If, in the end, we decided to push MAP offers for Ukraine and Georgia, you can probably stop reading here. I can conceive of no grand package that would allow the Russians to swallow this pill quietly.
Burns said that though he thought Rice and Defense Secretary Gates shared at least some of his concerns, momentum was still behind a “legacy-building effort” to begin the process of bringing the two into the NATO alliance. Burns later wrote in his memoir, recalling George Kennan’s warnings against expansion in the 1990s, that he thought Kennan had spoken too soon regarding the first and even second major wave of NATO expansion under Clinton and W. Bush:
It damaged prospects for future relations with Russia, but not fatally. Where we made a serious strategic mistake — and where Kennan was prescient — was in later letting inertia drive us to push for NATO membership for Ukraine and Georgia, despite Russia’s deep historical attachments to both states and even stronger protestations. That did indelible damage, and fed the appetite of a future Russian leadership for getting even. …
Yeltsin had gnashed his teeth over the first wave, but couldn’t do much about it. Putin offered little resistance to Baltic membership, amid all the other preoccupations of his first term. Georgia, and especially Ukraine, were different animals altogether. There could be no doubt that Putin would fight back hard against any steps in the direction of NATO membership for either state.
In Washington, however, there was a kind of geopolitical and ideological inertia at work, with strong interest from Vice President Cheney and large parts of the interagency bureaucracy in a “Membership Action Plan” (MAP) for Ukraine and Georgia. Key European allies, in particular Germany and France, were dead set against offering it. They were disinclined to add to mounting friction between Moscow and the West — and unprepared to commit themselves formally and militarily to the defense of Tbilisi or Kyiv against the Russians. The Bush administration understood the objections, but still felt it could finesse the issue.
But the administration was whistling past the graveyard. In 2005, while admitting that the population of Ukraine would not support joining the NATO alliance, Assistant Secretary of State for European and Eurasian Affairs Daniel Fried told Maurice Gourdault-Montagne, an adviser to French President Jacques Chirac, wisely, that there was a distinct lack of consensus for alliance membership in Ukraine.
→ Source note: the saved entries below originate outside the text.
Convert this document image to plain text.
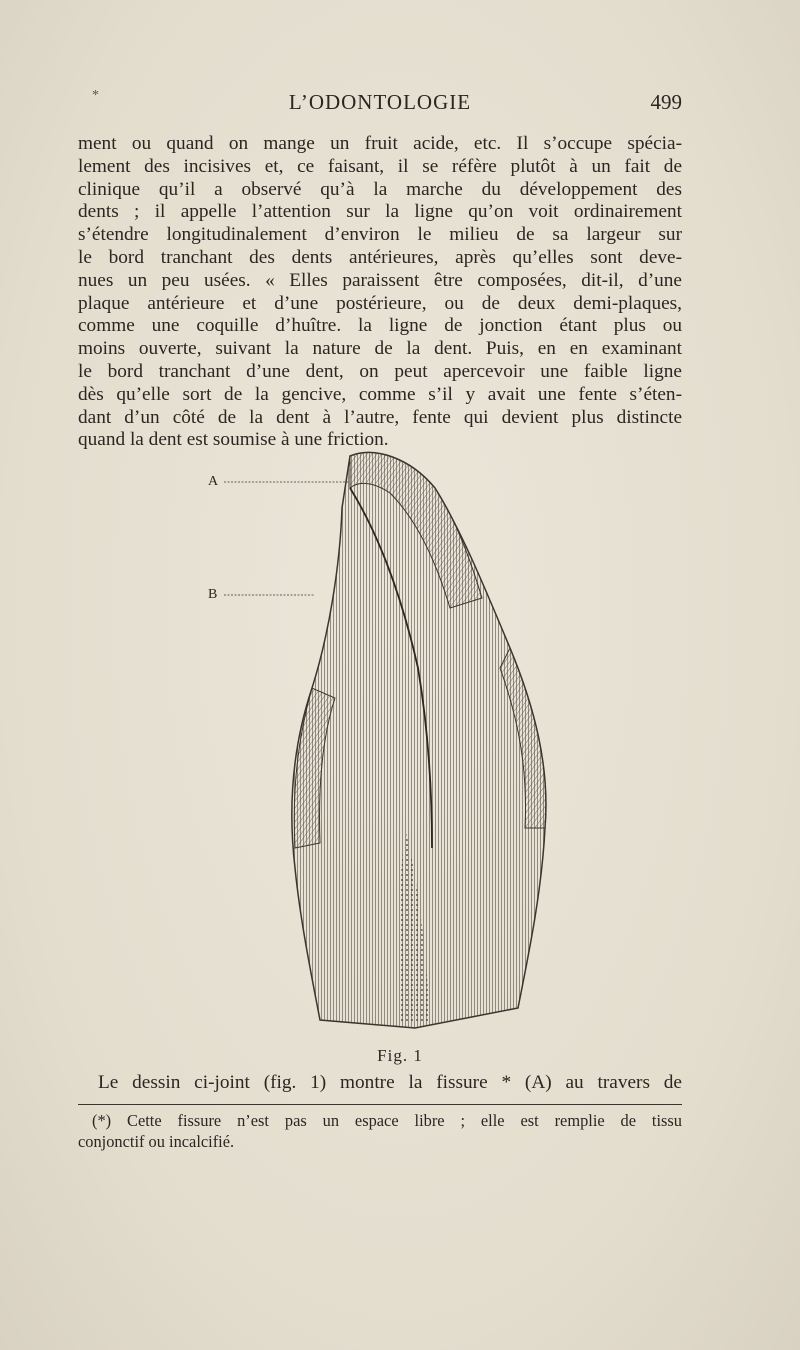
*	L’ODONTOLOGIE	499
ment ou quand on mange un fruit acide, etc. Il s’occupe spécia-
lement des incisives et, ce faisant, il se réfère plutôt à un fait de
clinique qu’il a observé qu’à la marche du développement des
dents ; il appelle l’attention sur la ligne qu’on voit ordinairement
s’étendre longitudinalement d’environ le milieu de sa largeur sur
le bord tranchant des dents antérieures, après qu’elles sont deve-
nues un peu usées. « Elles paraissent être composées, dit-il, d’une
plaque antérieure et d’une postérieure, ou de deux demi-plaques,
comme une coquille d’huître. la ligne de jonction étant plus ou
moins ouverte, suivant la nature de la dent. Puis, en en examinant
le bord tranchant d’une dent, on peut apercevoir une faible ligne
dès qu’elle sort de la gencive, comme s’il y avait une fente s’éten-
dant d’un côté de la dent à l’autre, fente qui devient plus distincte
quand la dent est soumise à une friction.
A
B
Fig. 1
Le dessin ci-joint (fig. 1) montre la fissure * (A) au travers de
(*) Cette fissure n’est pas un espace libre ; elle est remplie de tissu
conjonctif ou incalcifié.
However, he added, foolishly, that a minor issue like Ukrainian public opinion was a greater impediment to the policy than the determination of the Russian president to prevent it. According to a State Department summary, Fried “dismissed prospects for Russia intervening militarily in the Ukraine, noting the capacity of the latter’s army and cautioned against exaggerating the split between Eastern and Western Ukraine.”